Les peuples européens aveugles sur l'état du monde se trompent encore sur ce qui les attend s'ils veulent éviter le naufrage d'une Europe vieillie et impotente. Maints pays du Sud ont pris le pli et l'ankylose du moindre travail. Ils ont raté dans les techniques d'avenir les opportunités de la croissance mondiale. Un pays comme le nôtre s'est endormi dans les libéralités d'un patrimoine en peau de chagrin. Dans un assistanat outrancier. La France, châtelaine aux abois, vit d'hypothèques.
En vérité, c'est tout un modèle social, celui de l'État-providence, qui périclite.

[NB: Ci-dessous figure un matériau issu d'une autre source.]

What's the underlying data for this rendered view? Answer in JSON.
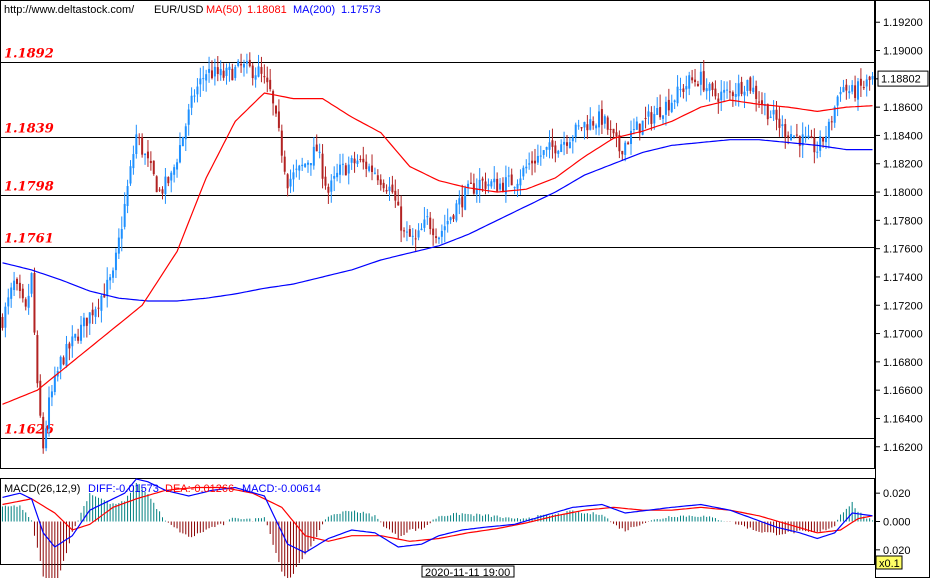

Combien de sueur faudra-t-il pour substituer au culte des "avantages acquis" celui des avantages à conquérir ? Combien de larmes pour réveiller les têtes, les reins et les coeurs ? La démocratie grecque hurle dans la rue sa souffrance. Ailleurs, l'histoire tragique des années 30 ne se répète pas mais bégaie dans les colères des Indignés.
Les politiques exhibent encore à leurs électeurs une "vérité" maquillée, emmitouflée. Le répit sera court. Car la vraie vérité sort du puits. Elle est nue. Et elle a froid.